From the laws that made it illegal to let slaves near guns before the Civil War, to the law in 1868 in Texas that tried to disarm freed slaves after a bunch of them who’d fought in the Union Army shot up a bunch of Klan night riders, to the “Gun Control Act” of 1968 that was a response to the riots of 1968 and the Black Panthers, to “gun show background checks” – which won’t keep guns out of the hands of criminals at all, but will make guns more expensive than they already are, and make it illegal to lend your guns to your family or pass them down to your kids…

…look, I get it.  Some of you aren’t into guns. That’s fine. I’m not going to make you get into them!  But look at the history of the Democratic party’s legislation on firearms.  Every bit of it – all of it – is aimed at keeping black people disarmed.  Helpless in the face of crime.  Because they know that behind most of Black America’s advances, there’s a black man with a gun.  Behind the Union soldiers, and the black soldiers in World War 2, that showed the world that a black man could fight for freedom just as well as a white man.  Behind the rural southern folks who walked with the civil rights workers, with their guns hidden away, in case some redneck tried to get pushy.  Behind Malcolm X, for whom “any means necessary” meant “there’s iron in this fist”.  Behind Martin Luther King, who got his carry permit – because while he had a dream, he knew that sometimes you’ve got to defend those dreams.  Behind the black grandma in Detroit who chased the hoodlums out of her house and her neighborhood. 

All of those examples scare the bejeebers out of Democrats.  And some Republicans, to be honest.  I need support against both of them.  That’s where you come into the story – I hope.  Someday.

Now, you don’t need some guy in a suit to come here and tell you the black community suffers from poverty.  Or what the reasons are.  Racism, discrimination, bad education, redlining – and again, I learn more about all of these from listening than you will from me talking. 

But there are two facts that don’t get talked about much. 

The first is, the government started the “War on Poverty” fifty years ago this year.   And in that time, poverty has gone…

…up. 

Not down.  Up. 

We have spent a lot of money on poverty, of course.  And that money has built a lot of government buildings, paid a lot of government salaries and pensions to people who weren’t actually poor to begin with, given a lot of checks to a lot of consultants and non-profits…

…and left poor people poor.  In fact, worse – because it used to be in America, someone who was born in the lower 20% of incomes had at least an even chance of getting out of the bottom 20% in their lifetime, and having kids who grew up out of poverty.  The best rate of this in the world!  But that rate had dropped over the past few decades to among the lowest in the developed world.  Worse than Britain or Denmark or even France, for crying out loud.   Not only has our system not ended poverty, it’s made it more likely that the poor still stay poor!
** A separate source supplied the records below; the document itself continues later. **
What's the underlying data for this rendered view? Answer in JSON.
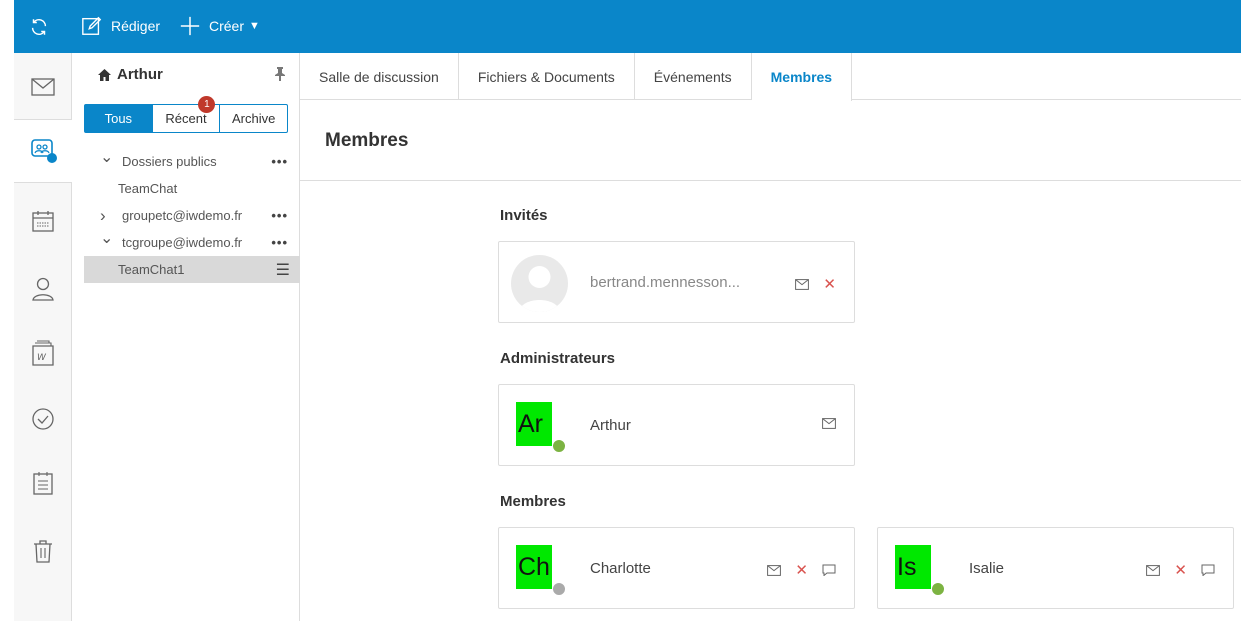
{
  "topbar": {
    "compose_label": "Rédiger",
    "create_label": "Créer"
  },
  "folders": {
    "user": "Arthur",
    "segments": [
      "Tous",
      "Récent",
      "Archive"
    ],
    "recent_badge": "1",
    "tree": [
      {
        "label": "Dossiers publics",
        "indent": 0,
        "chevron": "down",
        "menu": "•••"
      },
      {
        "label": "TeamChat",
        "indent": 1,
        "chevron": "",
        "menu": ""
      },
      {
        "label": "groupetc@iwdemo.fr",
        "indent": 0,
        "chevron": "right",
        "menu": "•••"
      },
      {
        "label": "tcgroupe@iwdemo.fr",
        "indent": 0,
        "chevron": "down",
        "menu": "•••"
      },
      {
        "label": "TeamChat1",
        "indent": 1,
        "chevron": "",
        "menu": "☰",
        "selected": true
      }
    ]
  },
  "tabs": [
    "Salle de discussion",
    "Fichiers & Documents",
    "Événements",
    "Membres"
  ],
  "active_tab": "Membres",
  "page_title": "Membres",
  "sections": {
    "guests_title": "Invités",
    "admins_title": "Administrateurs",
    "members_title": "Membres"
  },
  "guest": {
    "name": "bertrand.mennesson..."
  },
  "admin": {
    "initials": "Ar",
    "name": "Arthur",
    "presence": "#7cb342"
  },
  "members": [
    {
      "initials": "Ch",
      "name": "Charlotte",
      "presence": "#aaaaaa"
    },
    {
      "initials": "Is",
      "name": "Isalie",
      "presence": "#7cb342"
    }
  ],
  "colors": {
    "accent": "#0a86c9",
    "badge": "#c0392b",
    "remove": "#d9534f"
  }
}
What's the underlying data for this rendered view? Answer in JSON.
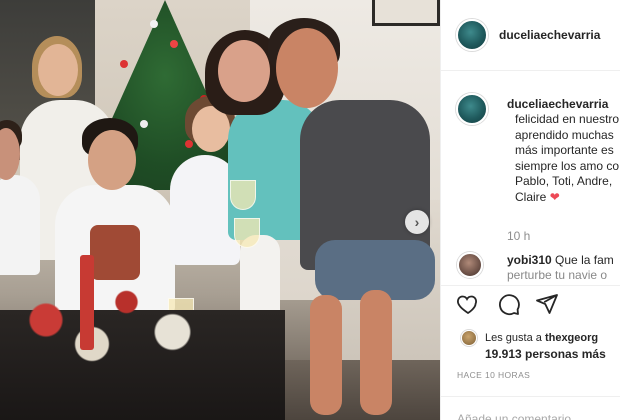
{
  "photo": {
    "alt_subject": "family-christmas-photo"
  },
  "post": {
    "author": "duceliaechevarria",
    "caption_lines": [
      "felicidad en nuestro",
      "aprendido muchas",
      "más importante es",
      "siempre los amo co",
      "Pablo, Toti, Andre,",
      "Claire"
    ],
    "time_ago": "10 h",
    "comment": {
      "user": "yobi310",
      "text": "Que la fam",
      "text_2": "perturbe tu navie o"
    },
    "likes_prefix": "Les gusta a",
    "likes_user": "thexgeorg",
    "likes_count": "19.913",
    "likes_suffix": "personas más",
    "posted_ago": "HACE 10 HORAS",
    "add_comment_placeholder": "Añade un comentario"
  },
  "colors": {
    "text": "#262626",
    "muted": "#8e8e8e",
    "heart": "#ed4956",
    "border": "#efefef"
  },
  "icons": {
    "like": "heart-icon",
    "comment": "comment-icon",
    "share": "share-icon",
    "next": "chevron-right-icon"
  }
}
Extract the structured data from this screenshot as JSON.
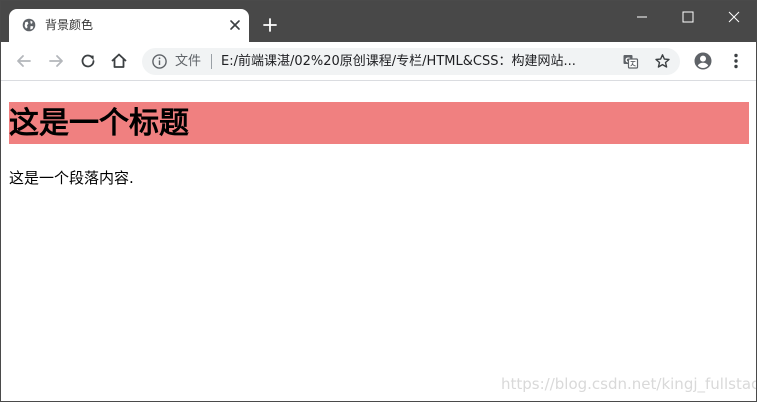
{
  "browser": {
    "tab": {
      "title": "背景颜色",
      "favicon_icon": "globe-icon",
      "close_icon": "close-icon"
    },
    "new_tab_icon": "plus-icon",
    "window_controls": [
      "minimize-icon",
      "maximize-icon",
      "close-icon"
    ],
    "toolbar": {
      "back_icon": "arrow-left-icon",
      "forward_icon": "arrow-right-icon",
      "reload_icon": "reload-icon",
      "home_icon": "home-icon",
      "omnibox": {
        "info_icon": "info-icon",
        "scheme_label": "文件",
        "url": "E:/前端课湛/02%20原创课程/专栏/HTML&CSS：构建网站...",
        "translate_icon": "translate-icon",
        "bookmark_icon": "star-icon"
      },
      "profile_icon": "account-icon",
      "menu_icon": "more-vert-icon"
    }
  },
  "page": {
    "heading": "这是一个标题",
    "heading_background": "#f08080",
    "paragraph": "这是一个段落内容."
  },
  "watermark": "https://blog.csdn.net/kingj_fullstack",
  "colors": {
    "titlebar": "#484848",
    "heading_bg": "#f08080"
  }
}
So while the system is imprisoning black men much faster than anyone else, and educating black kids worse, especially here in Minnesota, and leaving them all in a position to only get jobs that don’t pay very well, the Obama Administration is getting ready to give amnesty to millions of people who are going to compete for jobs.  Not Wall Street jobs.  Not jobs with government.  Not jobs with big business.

Jobs that your kids and mind can do.  Jobs that someone just out of jail can at least think about building a straight life with.

The Democrats make a lot of noise about raising the minimum wage – but you’ve got to get a job before you can get paid!  And the Democrats look like they’re hell-bent on making it that much harder – a lot harder – for hard-working people to get the kinds of jobs they need to get out of poverty in the first place. 

Why do you suppose that is? 

Why would the Democrats make it harder for the poorest among us to get a job? 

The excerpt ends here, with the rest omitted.